Message : CTSDocument: FeedingDocument: properties : strDocID = ssic://19824 key = 
          00020329-0000-0000-C000-000000000046:DAV:iscollection values = True

Message : CTSDocument: FeedingDocument: properties : strDocID = ssic://19824 key = 
          012357BD-1113-171D-1F25-292BB0B0B0B0:#303 values = 3

Message : CTSDocument: FeedingDocument: properties : strDocID = ssic://19824 key = 00020329-0000-00
          00-C000-000000000046:urn:schemas.microsoft.com:sharepoint:portal:isdocument values = 0

Message : CTSDocument: FeedingDocument: properties : strDocID = ssic://19824 key = 0B63E350-9CCC-11
          D0-BCDB-00805FCCCE04:urn:schemas.microsoft.com:fulltextqueryinfo:displaytitle values = 
          Best Bets Management

Message : CTSDocument: FeedingDocument: properties : strDocID = ssic://19824 key = 
          012357BD-1113-171D-1F25-292BB0B0B0B0:#315 values = Best Bets

Message : CTSDocument: FeedingDocument: properties : strDocID = ssic://19824 key = 
          012357BD-1113-171D-1F25-292BB0B0B0B0:#662 values = 19

Message : CTSDocument: FeedingDocument: properties : strDocID = ssic://19824 key = 
          012357BD-1113-171D-1F25-292BB0B0B0B0:#664 values = b97f2443-b783-4427-acce-12c540938c71

Each of the FeedingDocument lines shows a crawled property key and value. In my case I knew the content source set up was named Best Bets, so that is what I searched for.

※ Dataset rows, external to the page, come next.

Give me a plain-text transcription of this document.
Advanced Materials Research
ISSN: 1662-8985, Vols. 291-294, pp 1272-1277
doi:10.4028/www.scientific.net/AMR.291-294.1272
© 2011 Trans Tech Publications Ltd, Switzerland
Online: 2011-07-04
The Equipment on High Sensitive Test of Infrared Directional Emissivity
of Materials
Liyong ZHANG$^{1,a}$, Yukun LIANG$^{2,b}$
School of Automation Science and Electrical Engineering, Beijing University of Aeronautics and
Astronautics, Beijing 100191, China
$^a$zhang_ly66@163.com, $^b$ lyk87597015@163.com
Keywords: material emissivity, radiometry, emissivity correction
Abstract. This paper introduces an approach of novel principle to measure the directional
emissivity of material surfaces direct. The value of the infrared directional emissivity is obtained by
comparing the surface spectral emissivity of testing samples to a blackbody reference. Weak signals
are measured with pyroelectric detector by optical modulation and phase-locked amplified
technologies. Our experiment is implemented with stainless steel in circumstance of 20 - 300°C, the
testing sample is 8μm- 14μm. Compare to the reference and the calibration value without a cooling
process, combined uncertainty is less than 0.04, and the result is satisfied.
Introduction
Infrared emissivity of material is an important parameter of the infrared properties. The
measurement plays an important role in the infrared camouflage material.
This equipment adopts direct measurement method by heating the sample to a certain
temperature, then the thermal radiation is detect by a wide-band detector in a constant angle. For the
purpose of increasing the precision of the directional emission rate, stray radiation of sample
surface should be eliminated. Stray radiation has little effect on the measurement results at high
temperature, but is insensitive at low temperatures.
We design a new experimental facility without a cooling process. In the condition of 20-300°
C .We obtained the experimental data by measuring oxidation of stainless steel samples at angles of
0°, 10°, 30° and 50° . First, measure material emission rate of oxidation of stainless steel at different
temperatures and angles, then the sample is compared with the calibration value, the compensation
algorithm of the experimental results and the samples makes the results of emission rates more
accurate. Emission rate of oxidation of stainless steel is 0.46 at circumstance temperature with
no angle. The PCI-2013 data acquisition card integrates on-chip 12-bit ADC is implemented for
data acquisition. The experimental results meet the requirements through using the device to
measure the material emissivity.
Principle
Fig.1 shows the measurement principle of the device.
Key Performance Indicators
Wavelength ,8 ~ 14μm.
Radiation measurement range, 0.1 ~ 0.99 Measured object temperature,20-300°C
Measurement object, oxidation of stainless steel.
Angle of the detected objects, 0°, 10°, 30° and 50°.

A match for my query was 012357BD-1113-171D-1F25-292BB0B0B0B0:#315. The first part is a property set GUID, and the last part #315 means the name is 315 and that the crawled property has the isNameEnum set to true (the hash). So, how do I know this? Because I back in 2011 answered a forum post about how to get hold of the crawled property for content source using FS4SP, and that somehow rang a bell when I noticed the 315 part.

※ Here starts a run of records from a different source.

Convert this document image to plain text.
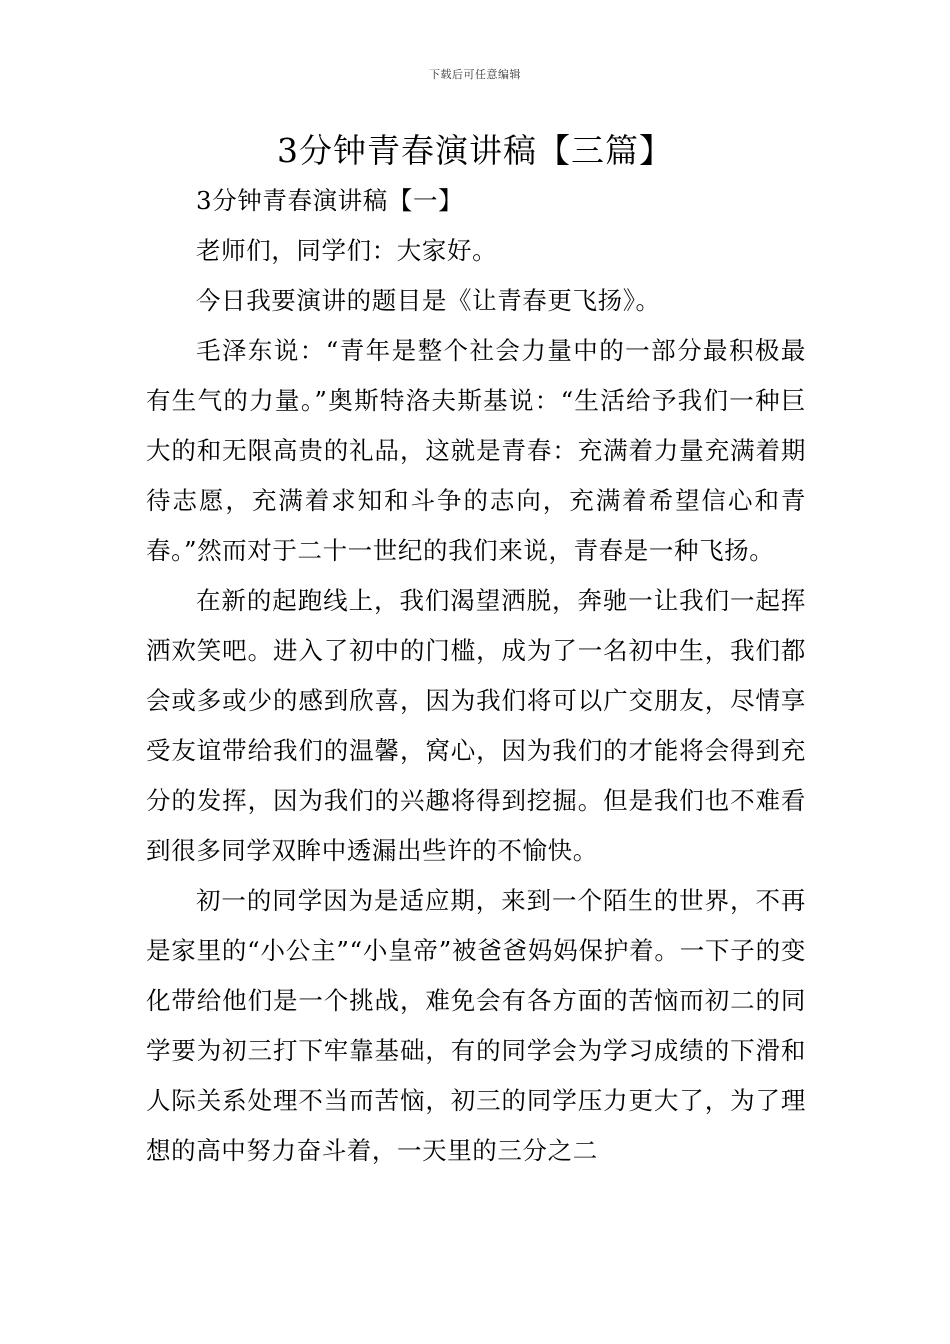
下载后可任意编辑
3分钟青春演讲稿【三篇】

3分钟青春演讲稿【一】

老师们，同学们：大家好。

今日我要演讲的题目是《让青春更飞扬》。

毛泽东说：“青年是整个社会力量中的一部分最积极最有生气的力量。”奥斯特洛夫斯基说：“生活给予我们一种巨大的和无限高贵的礼品，这就是青春：充满着力量充满着期待志愿，充满着求知和斗争的志向，充满着希望信心和青春。”然而对于二十一世纪的我们来说，青春是一种飞扬。

在新的起跑线上，我们渴望洒脱，奔驰一让我们一起挥洒欢笑吧。进入了初中的门槛，成为了一名初中生，我们都会或多或少的感到欣喜，因为我们将可以广交朋友，尽情享受友谊带给我们的温馨，窝心，因为我们的才能将会得到充分的发挥，因为我们的兴趣将得到挖掘。但是我们也不难看到很多同学双眸中透漏出些许的不愉快。

初一的同学因为是适应期，来到一个陌生的世界，不再是家里的“小公主”“小皇帝”被爸爸妈妈保护着。一下子的变化带给他们是一个挑战，难免会有各方面的苦恼而初二的同学要为初三打下牢靠基础，有的同学会为学习成绩的下滑和人际关系处理不当而苦恼，初三的同学压力更大了，为了理想的高中努力奋斗着，一天里的三分之二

The property set GUID about is tied to the crawled property category named Internal, which is where we should find the crawled property we are looking for. Let’s take a look at the crawled properties available in the Internal group using PowerShell.

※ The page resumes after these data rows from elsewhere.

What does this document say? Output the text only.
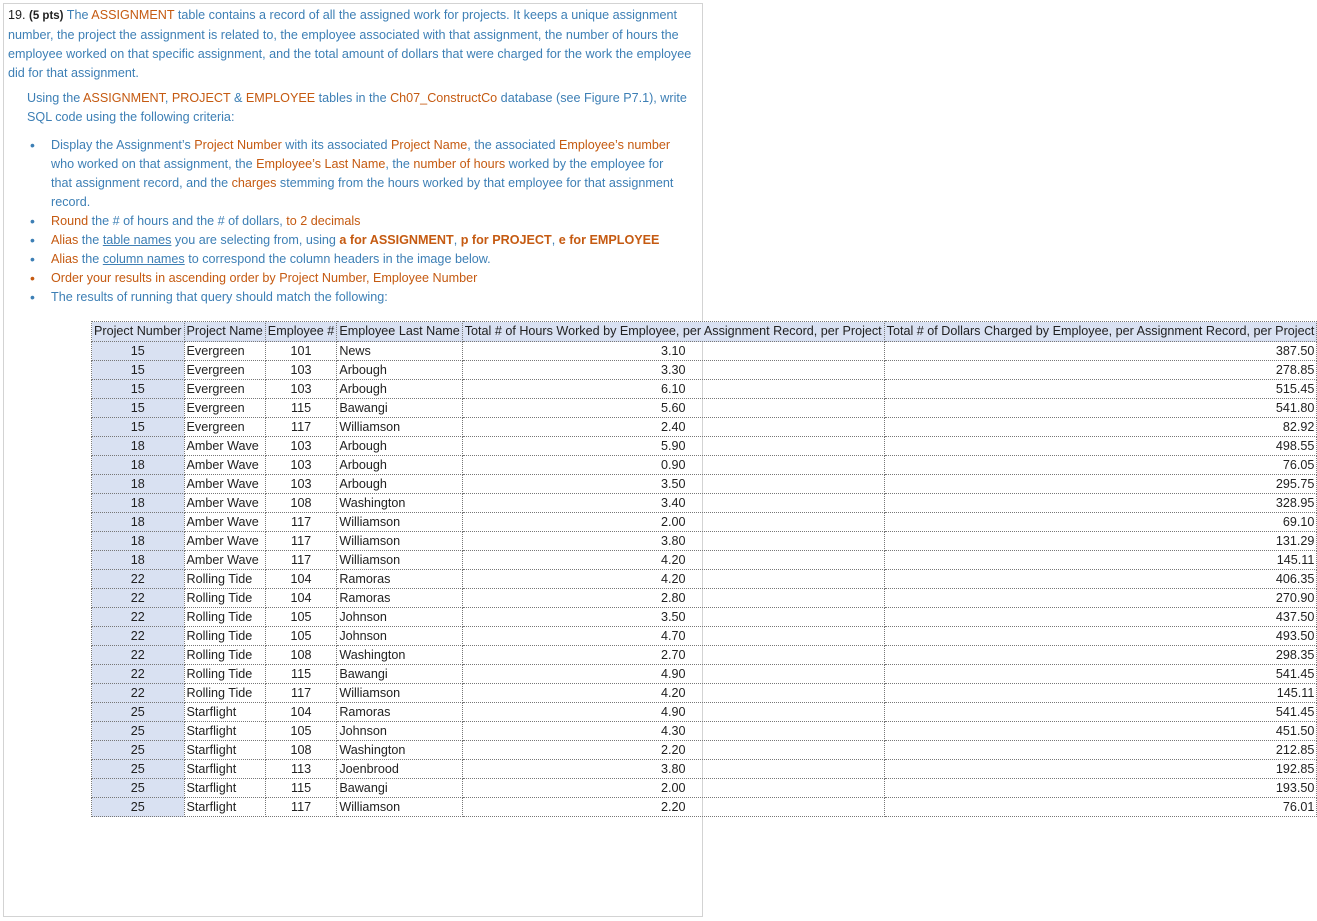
19. (5 pts) The ASSIGNMENT table contains a record of all the assigned work for projects. It keeps a unique assignment number, the project the assignment is related to, the employee associated with that assignment, the number of hours the employee worked on that specific assignment, and the total amount of dollars that were charged for the work the employee did for that assignment.
Using the ASSIGNMENT, PROJECT & EMPLOYEE tables in the Ch07_ConstructCo database (see Figure P7.1), write SQL code using the following criteria:
• Display the Assignment’s Project Number with its associated Project Name, the associated Employee’s number who worked on that assignment, the Employee’s Last Name, the number of hours worked by the employee for that assignment record, and the charges stemming from the hours worked by that employee for that assignment record.
• Round the # of hours and the # of dollars, to 2 decimals
• Alias the table names you are selecting from, using a for ASSIGNMENT, p for PROJECT, e for EMPLOYEE
• Alias the column names to correspond the column headers in the image below.
• Order your results in ascending order by Project Number, Employee Number
• The results of running that query should match the following:
Project Number	Project Name	Employee #	Employee Last Name	Total # of Hours Worked by Employee, per Assignment Record, per Project	Total # of Dollars Charged by Employee, per Assignment Record, per Project
15	Evergreen	101	News	3.10	387.50
15	Evergreen	103	Arbough	3.30	278.85
15	Evergreen	103	Arbough	6.10	515.45
15	Evergreen	115	Bawangi	5.60	541.80
15	Evergreen	117	Williamson	2.40	82.92
18	Amber Wave	103	Arbough	5.90	498.55
18	Amber Wave	103	Arbough	0.90	76.05
18	Amber Wave	103	Arbough	3.50	295.75
18	Amber Wave	108	Washington	3.40	328.95
18	Amber Wave	117	Williamson	2.00	69.10
18	Amber Wave	117	Williamson	3.80	131.29
18	Amber Wave	117	Williamson	4.20	145.11
22	Rolling Tide	104	Ramoras	4.20	406.35
22	Rolling Tide	104	Ramoras	2.80	270.90
22	Rolling Tide	105	Johnson	3.50	437.50
22	Rolling Tide	105	Johnson	4.70	493.50
22	Rolling Tide	108	Washington	2.70	298.35
22	Rolling Tide	115	Bawangi	4.90	541.45
22	Rolling Tide	117	Williamson	4.20	145.11
25	Starflight	104	Ramoras	4.90	541.45
25	Starflight	105	Johnson	4.30	451.50
25	Starflight	108	Washington	2.20	212.85
25	Starflight	113	Joenbrood	3.80	192.85
25	Starflight	115	Bawangi	2.00	193.50
25	Starflight	117	Williamson	2.20	76.01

$ssa = Get-SPEnterpriseSearchServiceApplication
$cat = Get-SPEnterpriseSearchMetadataCategory -SearchApplication $ssa -Identity Internal
$cat.GetAllCrawledProperties()


Name               : 105
CategoryName       : Internal
Propset            : 012357bd-1113-171d-1f25-292bb0b0b0b0
IsMappedToContents : False
VariantType        : 0

Name               : 107
CategoryName       : Internal
Propset            : 012357bd-1113-171d-1f25-292bb0b0b0b0
IsMappedToContents : False
VariantType        : 0

Name               : 3
CategoryName       : Internal
Propset            : 012357bd-1113-171d-1f25-292bb0b0b0b0
IsMappedToContents : False
VariantType        : 0

I cannot see a 315 property there, so clearly it’s been hidden. But it’s hard to map a crawled property to a managed property if it’s not there. Actually impossible.Turns out you can create a crawled property named 315, which is now available to use in your mappings. I have sort of made a hidden crawled property visible to the rest of the search eco system outside the content processing pipeline.

# Create a cp named 315 which has isNameEnum set to true
$cp = $cat.CreateCrawledProperty("315", $true, [Guid]"012357bd-1113-171d-1f25-292bb0b0b0b0")

image

Once it’s all set up, time to kick off a full crawl of all my sources and I have a workable refiner for content sources without changing the default one. See the first image in this post for a small preview where you see two sources shown, Best Bets and NPS Deviation.

Summary

Not all crawled properties are visible in SharePoint 2013, but by cranking up the log level for search we get pretty good debug output which can help to understand the data available for an item, and then map it to managed properties when needed.